–Tenemos un vagón, el otro lo tiene Jorge.—dijo Gustavo
– ¡Coño! ¿Pero no lo devolvió…? –Dije molesto y salí a buscarlo después de iluminar la cuadra. Eran las cuatro de la madrugada y debíamos construir la acera antes del mediodía.
Jorge vivía cerca, su apartamento estaba al final de un pasillo con dos recodos. En el umbral de la puerta vi al perro. Me asusté. Debía estar donde siempre lo mantenían por peligroso, en el solar de la esquina, con cerca peerles por un lado y al otro el alto muro de canto. Un mes antes, unos niños jugaban en la calle, la pelota cayó al solar y con la ayuda de los demás uno subió al muro y al inclinarse para ver si la veía, el pastor alemán saltó y de una dentellada le desfiguró el rostro. Estuvo hospitalizado una semana. Días después… ( Nunca se supo quién) , por la cerca, con algo punzante le vació un ojo y el animal se tornó más fiero.
Lleno de angustia por el antecedente, me sentí desgarrado. No quise darle la espalda. Se abalanzó poniéndo sus patas delanteras en mi pecho y por instinto, llevé mis manos a su cuello para evitar que me mordiera la cara Temblaban mis piernas. Con las mandíbulas abiertas mostraba su dentadura ante mi rostro. Sentía el calor de su aliento. Al presionarle el cuello e intentar apartarlo ladeó la cabeza, mirándome con su ojo pardo. Sin menguar presión, moví los dedos, como si lo acariciara. Tomé aire. Quise decirle: “Llama a Jorge”, pero sin voz…, solo logré mover los labios. El animal seguía sobre mí; yo moviendo con presión las manos en su cuello. Me apena decirlo, pero sufrí una incontinencia. Tras otra aspiración entrecortada, traté de repetir lo mismo. Resultó un tartamudeo casi silente: “Lla-lla-llamm-ma a Jo-joje”.
Una y otra vez se quitaba y volvía a golpearme el pecho con sus patas haciéndome retroceder algunos pasos. Respiré profundo y quise gritar: ¡Jorge!, pero no me salió sino un: “Jo…je” apenas audible.
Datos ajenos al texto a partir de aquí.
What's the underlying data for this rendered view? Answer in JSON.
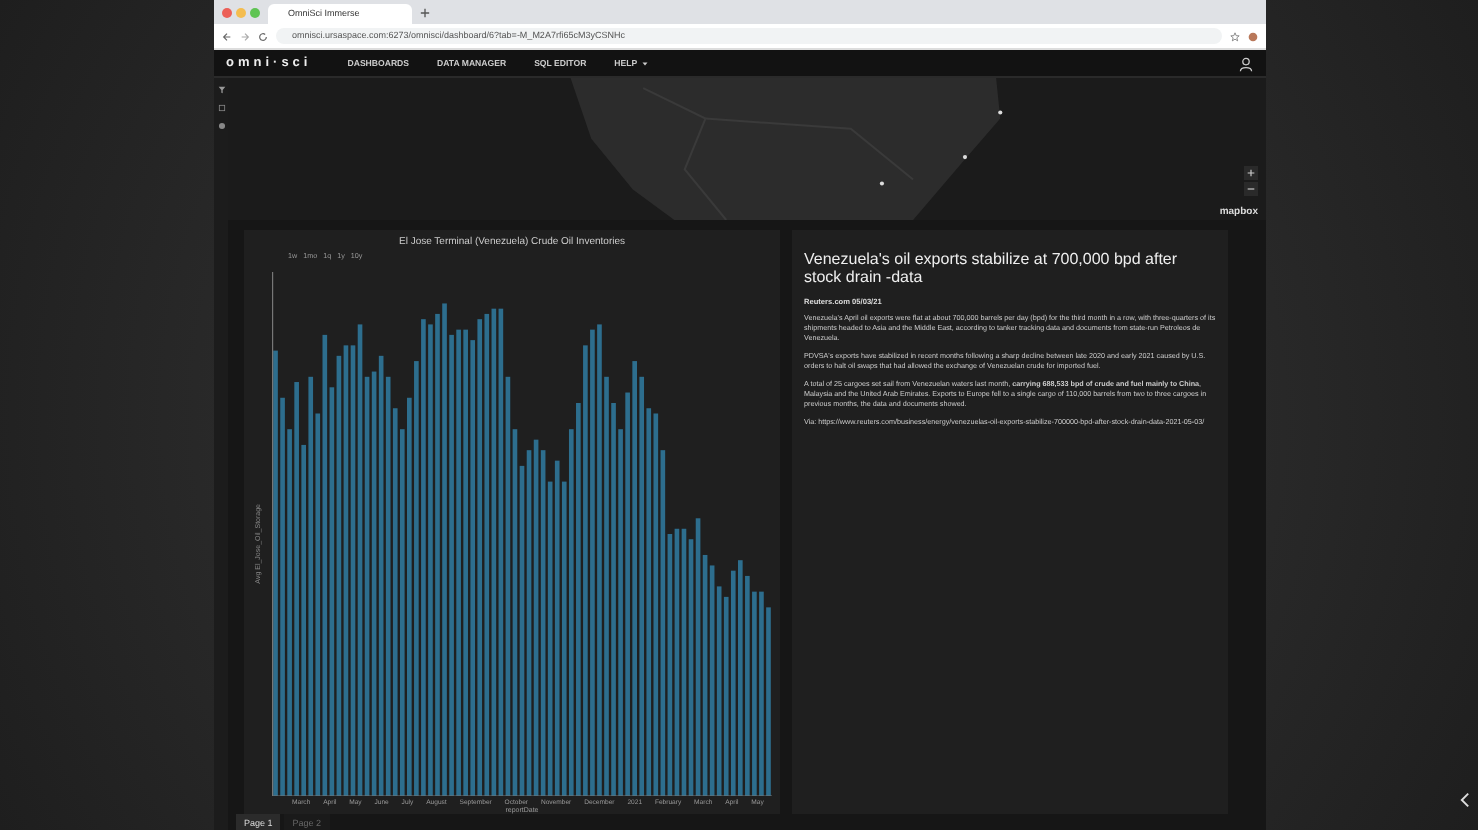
{
  "browser": {
    "tab_title": "OmniSci Immerse",
    "url": "omnisci.ursaspace.com:6273/omnisci/dashboard/6?tab=-M_M2A7rfi65cM3yCSNHc"
  },
  "app": {
    "logo": "omni·sci",
    "nav": [
      {
        "label": "DASHBOARDS",
        "has_menu": false
      },
      {
        "label": "DATA MANAGER",
        "has_menu": false
      },
      {
        "label": "SQL EDITOR",
        "has_menu": false
      },
      {
        "label": "HELP",
        "has_menu": true
      }
    ]
  },
  "map": {
    "logo": "mapbox"
  },
  "chart": {
    "title": "El Jose Terminal (Venezuela) Crude Oil Inventories",
    "ranges": [
      "1w",
      "1mo",
      "1q",
      "1y",
      "10y"
    ],
    "y_title": "Avg El_Jose_Oil_Storage",
    "x_title": "reportDate",
    "x_labels": [
      "March",
      "April",
      "May",
      "June",
      "July",
      "August",
      "September",
      "October",
      "November",
      "December",
      "2021",
      "February",
      "March",
      "April",
      "May"
    ]
  },
  "article": {
    "headline": "Venezuela's oil exports stabilize at 700,000 bpd after stock drain -data",
    "source": "Reuters.com 05/03/21",
    "paragraphs": [
      "Venezuela's April oil exports were flat at about 700,000 barrels per day (bpd) for the third month in a row, with three-quarters of its shipments headed to Asia and the Middle East, according to tanker tracking data and documents from state-run Petroleos de Venezuela.",
      "PDVSA's exports have stabilized in recent months following a sharp decline between late 2020 and early 2021 caused by U.S. orders to halt oil swaps that had allowed the exchange of Venezuelan crude for imported fuel.",
      "A total of 25 cargoes set sail from Venezuelan waters last month, **carrying 688,533 bpd of crude and fuel mainly to China**, Malaysia and the United Arab Emirates. Exports to Europe fell to a single cargo of 110,000 barrels from two to three cargoes in previous months, the data and documents showed.",
      "Via: https://www.reuters.com/business/energy/venezuelas-oil-exports-stabilize-700000-bpd-after-stock-drain-data-2021-05-03/"
    ]
  },
  "pages": [
    {
      "label": "Page 1",
      "selected": true
    },
    {
      "label": "Page 2",
      "selected": false
    }
  ]
}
Repitió la misma acción hasta llevarme a la calle. Se detuvo ante mí con su fija mirada polifémica. Alargando el hocico emitió un gruñido que me electrizó. Ladró fuerte parando sus puntiagudas orejas, lo hizo tres veces más.
Entendí el mensaje… Miré al cielo. Le di la espalda y caminé despacio, muy despacio, sin aliento, como un zombi.